I had to close my eyes again. I had to lie still for a while, let the pounding in my head settle into some kind of rhythm.

“Poor Arnie. You really got to him, Alex. When we were done talking, he said he had to make the hardest phone call of all. He had to call you up and tell you he was wrong. Or might have been wrong. Was probably wrong. Whatever. It was really eating him up. Although I could tell he was kind of excited about maybe the two of you guys working together again. Going back over the old case, just like old times. I told him it sounded like he was trying to bring back those days when he was a young hotshot detective. Back when he owned the city, but he said no, he just wanted to make things right.”

Those words again. Even now, those words haunting me. To make things right.

“As far as Ryan goes… Yeah, poor Ryan. He passed today, too. As you can see. So that got me to thinking, maybe it would be better if people thought he ran away. Couldn’t take it anymore. You see where I’m going with this? His safe is open, all the cash is gone. Yeah, if he just goes, and this car goes… That’ll probably be easier for everyone to deal with.”

I could feel the minivan accelerating. I looked up and saw a truck on the right side. For one brief second, the face of the truck driver. Another human being who could theoretically help me. Then he was gone.

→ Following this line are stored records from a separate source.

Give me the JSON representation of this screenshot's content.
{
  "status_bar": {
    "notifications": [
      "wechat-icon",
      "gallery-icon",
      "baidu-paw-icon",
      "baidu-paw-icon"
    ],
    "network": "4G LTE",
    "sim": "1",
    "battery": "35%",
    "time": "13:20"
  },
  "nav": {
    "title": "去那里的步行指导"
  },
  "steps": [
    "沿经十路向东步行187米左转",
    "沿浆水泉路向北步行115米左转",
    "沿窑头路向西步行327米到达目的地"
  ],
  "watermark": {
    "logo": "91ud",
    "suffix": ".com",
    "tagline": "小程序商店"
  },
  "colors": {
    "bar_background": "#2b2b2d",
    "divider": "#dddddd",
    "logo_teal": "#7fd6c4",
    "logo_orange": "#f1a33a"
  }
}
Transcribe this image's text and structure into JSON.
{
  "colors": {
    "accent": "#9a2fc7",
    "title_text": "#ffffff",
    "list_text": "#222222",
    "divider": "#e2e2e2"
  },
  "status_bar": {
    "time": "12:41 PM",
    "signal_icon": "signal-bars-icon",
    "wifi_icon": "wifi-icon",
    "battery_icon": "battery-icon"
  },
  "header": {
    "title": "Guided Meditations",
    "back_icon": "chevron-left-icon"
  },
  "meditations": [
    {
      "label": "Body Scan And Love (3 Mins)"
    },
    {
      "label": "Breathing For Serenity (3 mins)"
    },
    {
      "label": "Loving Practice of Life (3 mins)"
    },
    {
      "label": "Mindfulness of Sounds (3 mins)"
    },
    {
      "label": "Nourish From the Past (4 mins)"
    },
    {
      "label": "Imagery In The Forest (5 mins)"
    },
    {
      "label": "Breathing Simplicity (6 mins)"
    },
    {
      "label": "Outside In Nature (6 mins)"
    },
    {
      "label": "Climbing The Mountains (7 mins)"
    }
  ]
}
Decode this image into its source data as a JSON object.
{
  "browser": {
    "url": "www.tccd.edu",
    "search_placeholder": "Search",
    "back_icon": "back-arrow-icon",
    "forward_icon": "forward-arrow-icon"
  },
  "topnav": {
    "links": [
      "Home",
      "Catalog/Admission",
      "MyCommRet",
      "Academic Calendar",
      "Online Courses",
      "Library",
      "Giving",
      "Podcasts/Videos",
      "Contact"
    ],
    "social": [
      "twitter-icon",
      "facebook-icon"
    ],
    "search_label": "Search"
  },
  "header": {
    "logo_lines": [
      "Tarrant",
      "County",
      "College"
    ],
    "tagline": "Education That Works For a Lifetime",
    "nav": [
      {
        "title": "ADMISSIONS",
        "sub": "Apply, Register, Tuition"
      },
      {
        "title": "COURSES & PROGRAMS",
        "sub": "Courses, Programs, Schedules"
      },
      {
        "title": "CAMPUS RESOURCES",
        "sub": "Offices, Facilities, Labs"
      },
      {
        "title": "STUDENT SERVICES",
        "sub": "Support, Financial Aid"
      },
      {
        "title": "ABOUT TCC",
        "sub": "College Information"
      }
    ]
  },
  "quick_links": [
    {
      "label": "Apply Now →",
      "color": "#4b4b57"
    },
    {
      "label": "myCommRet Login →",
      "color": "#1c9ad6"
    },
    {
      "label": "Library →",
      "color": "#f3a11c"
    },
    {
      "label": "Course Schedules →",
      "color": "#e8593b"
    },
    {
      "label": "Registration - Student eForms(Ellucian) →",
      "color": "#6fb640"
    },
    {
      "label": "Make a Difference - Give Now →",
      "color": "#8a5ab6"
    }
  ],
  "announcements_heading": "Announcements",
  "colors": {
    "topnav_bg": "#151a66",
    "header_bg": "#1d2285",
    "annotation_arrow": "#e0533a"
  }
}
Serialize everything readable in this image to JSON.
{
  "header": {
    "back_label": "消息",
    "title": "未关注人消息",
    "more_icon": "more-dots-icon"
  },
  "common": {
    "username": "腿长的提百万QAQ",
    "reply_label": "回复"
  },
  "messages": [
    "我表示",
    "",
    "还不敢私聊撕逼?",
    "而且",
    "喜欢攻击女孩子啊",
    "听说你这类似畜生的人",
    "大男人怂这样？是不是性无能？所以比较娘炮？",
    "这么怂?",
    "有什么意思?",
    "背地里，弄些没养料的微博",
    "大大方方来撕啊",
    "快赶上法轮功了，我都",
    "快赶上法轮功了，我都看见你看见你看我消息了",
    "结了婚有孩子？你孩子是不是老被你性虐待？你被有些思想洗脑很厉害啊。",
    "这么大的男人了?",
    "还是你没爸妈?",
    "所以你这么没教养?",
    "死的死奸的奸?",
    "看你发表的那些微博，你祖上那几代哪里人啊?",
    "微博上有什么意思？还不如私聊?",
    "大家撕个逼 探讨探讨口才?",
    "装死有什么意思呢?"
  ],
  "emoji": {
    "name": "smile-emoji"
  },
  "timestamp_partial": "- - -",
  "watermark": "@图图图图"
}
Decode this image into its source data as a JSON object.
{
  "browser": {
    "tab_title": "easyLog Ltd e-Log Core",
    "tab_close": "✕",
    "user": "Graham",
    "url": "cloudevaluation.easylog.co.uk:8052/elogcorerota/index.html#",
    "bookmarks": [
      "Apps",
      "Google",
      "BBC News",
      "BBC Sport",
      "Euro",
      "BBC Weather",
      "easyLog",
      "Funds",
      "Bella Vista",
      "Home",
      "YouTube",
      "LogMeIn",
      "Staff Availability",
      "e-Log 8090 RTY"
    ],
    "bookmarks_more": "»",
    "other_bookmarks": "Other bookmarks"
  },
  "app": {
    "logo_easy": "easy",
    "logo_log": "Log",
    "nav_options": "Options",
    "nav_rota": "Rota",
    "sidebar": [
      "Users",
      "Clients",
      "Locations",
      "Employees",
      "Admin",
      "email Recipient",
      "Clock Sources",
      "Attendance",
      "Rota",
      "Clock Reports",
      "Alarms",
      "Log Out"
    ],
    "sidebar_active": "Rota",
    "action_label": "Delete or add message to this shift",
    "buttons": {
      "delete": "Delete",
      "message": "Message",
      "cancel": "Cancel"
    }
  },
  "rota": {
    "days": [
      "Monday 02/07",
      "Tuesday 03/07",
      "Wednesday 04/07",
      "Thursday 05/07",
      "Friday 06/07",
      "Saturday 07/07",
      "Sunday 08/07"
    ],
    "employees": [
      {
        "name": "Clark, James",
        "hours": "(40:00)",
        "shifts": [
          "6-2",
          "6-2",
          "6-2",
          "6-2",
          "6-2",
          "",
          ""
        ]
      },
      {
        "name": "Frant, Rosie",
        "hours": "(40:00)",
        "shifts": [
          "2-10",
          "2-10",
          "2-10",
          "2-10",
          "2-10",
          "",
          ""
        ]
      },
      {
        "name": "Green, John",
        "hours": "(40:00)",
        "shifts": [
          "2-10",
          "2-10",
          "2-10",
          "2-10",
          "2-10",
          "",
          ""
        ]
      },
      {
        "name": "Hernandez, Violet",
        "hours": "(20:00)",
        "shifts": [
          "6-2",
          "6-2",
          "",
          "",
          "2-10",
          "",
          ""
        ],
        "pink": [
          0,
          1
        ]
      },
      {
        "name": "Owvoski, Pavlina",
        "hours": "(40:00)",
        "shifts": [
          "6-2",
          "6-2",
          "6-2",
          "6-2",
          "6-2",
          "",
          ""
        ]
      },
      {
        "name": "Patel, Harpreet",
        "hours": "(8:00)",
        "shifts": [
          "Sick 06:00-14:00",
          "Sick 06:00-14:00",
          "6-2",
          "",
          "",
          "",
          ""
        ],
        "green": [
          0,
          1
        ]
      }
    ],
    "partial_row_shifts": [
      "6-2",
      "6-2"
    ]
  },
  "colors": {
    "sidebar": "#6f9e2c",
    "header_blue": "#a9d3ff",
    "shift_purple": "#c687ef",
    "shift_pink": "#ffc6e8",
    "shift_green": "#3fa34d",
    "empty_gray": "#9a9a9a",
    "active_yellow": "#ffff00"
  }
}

“I do feel bad for Ryan, but maybe this was all for the best anyway. He was in such pain, Alex. He was so obsessed about finding the man who killed his sister. Kind of funny, again, looking back on it. That I would be helping him, but he made it easy. All I had to do was point to Trey and say, ‘That’s him!’ He didn’t even think about it. He just reacted.”

The back windows were tinted. A fact that just came to me then. Even if we passed another truck, I don’t think anyone could see inside.

“Of course, after all the dust settled, Ryan asked the same question you did. It finally came to him today. How did you even know who that man was? That’s when I realized that, no matter what I said, it would only be a matter of time until Ryan started looking a little deeper. How I was alone that day, the day Elana passed, supposedly playing a practice round at the club. Good excuse to disappear for four hours, by the way, but then also all the traveling I’ve been doing. I’m a manufacturer’s rep for a golf club company. Don’t know if I told you that. I’ve got the whole eastern half of the U.S. I’ll go and do a demo day at a golf club somewhere, pack up and go somewhere else the same day. Go south in the winter, where people are still playing golf. It keeps me pretty busy.”

I concentrated on my hands. This is why a cop handcuffs you this way, because it makes you pretty much useless. Even getting to my feet would be a monumental chore right now, but if I can get these hands free…

“It gave me a chance to work things out, too. All that time on the road. It really helped me. It was good therapy, reliving that day, seeing if I could be a little less angry each time. A little more in control of myself.”

His words breaking through again. Good therapy? Reliving that day? Is that what he’s really calling it? Murdering seven women?

“Do you play golf, Alex? You look like you could be a good golfer.”

Focus, God damn it. Your hands are tied crossways. There’s something looped around them in both directions…

“Ryan was terrible at golf. No patience at all. He was about as good at golf as he was at shooting a gun.”

If I can flex my wrists. Work them one way, then the other. Back and forth.

“Although, I’ll be honest with you, Alex. I’m kinda glad he didn’t kill Trey. It’s been a long time since I’ve seen him, but he still looked like that old kid in the train station. I’d meet him there at the station most every Saturday morning. It was a lot better than playing golf with those guys at the club, believe me.”

Trey. He keeps calling him Trey. His pet name for Tremont?

“You should have seen him back then. What a sweet thing he was. My God did I love that kid.”